North of Mérida the road crosses the Sierra de San Pedro to the town and world heritage site of Cáceres. Then the road crosses the Tajo and Almonte rivers. The road heads north east as it enters the Sierra de Gredos. The road becomes the N-630 (at km 489) south of the town of Plasencia. It then heads to the university town of Salamanca via Béjar. The road crosses the Rio Tormes and the Autovía A-62. The section north of Zamora leading to the Rio Duero. 18 km north where the road will meet the reservoir Embalse del Esla de Ricobayo is under construction as of October 2013. Here the N-630 heads north west to the Autovía A-52, and the N-630 along the Rio Esla to the Autovía A-6. 6 km north the A-66 branches to the north with a downgraded N-630 parallel. The road then enters the province of León.

===Autopista AP-66===
At León the road becomes a toll Autopista AP-66 and the N-630 a trunk road as they pass through the Cordillera Cantábrica. South of León there is a junction with the Autopista AP-71 and Autovía A-231. The N-630 crosses the Alto del Rabizo (1,160m) and Puerto de Pajares (1,379m).

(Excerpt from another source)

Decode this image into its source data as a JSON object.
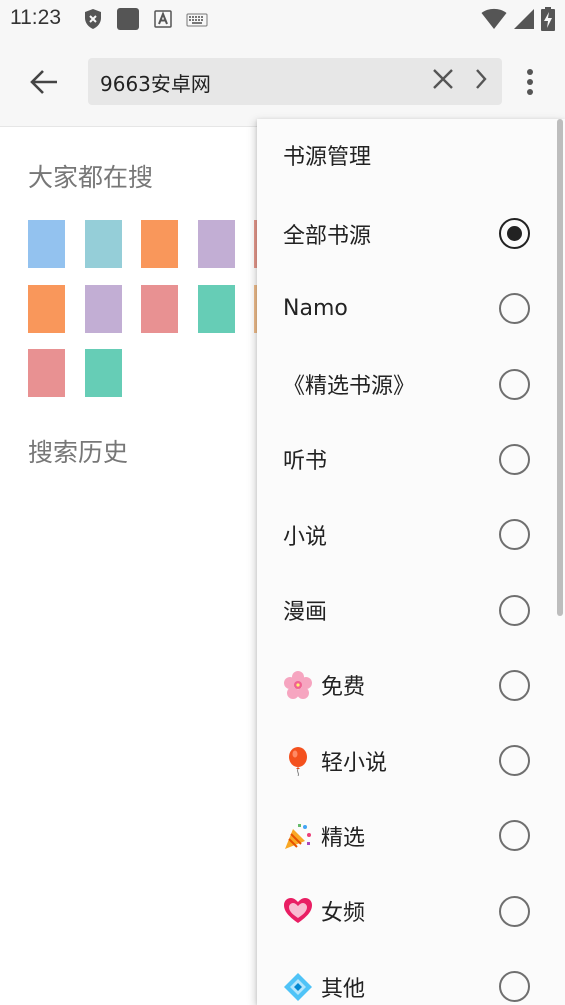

Inaugurated on 11 August 1983, the AP-66 avoid these two passes and goes through the Negrón Tunnel, the sixth longest tunnel in Spain. Entering Asturias, the roads re-converge 36 km south of the next major city Oviedo. There is a junction with the Autovía A-64 and AS-I. The A-66 finally ends 13 km north of Oviedo at a junction with the Autovía A-8 near Gijón on the Atlantic Coast.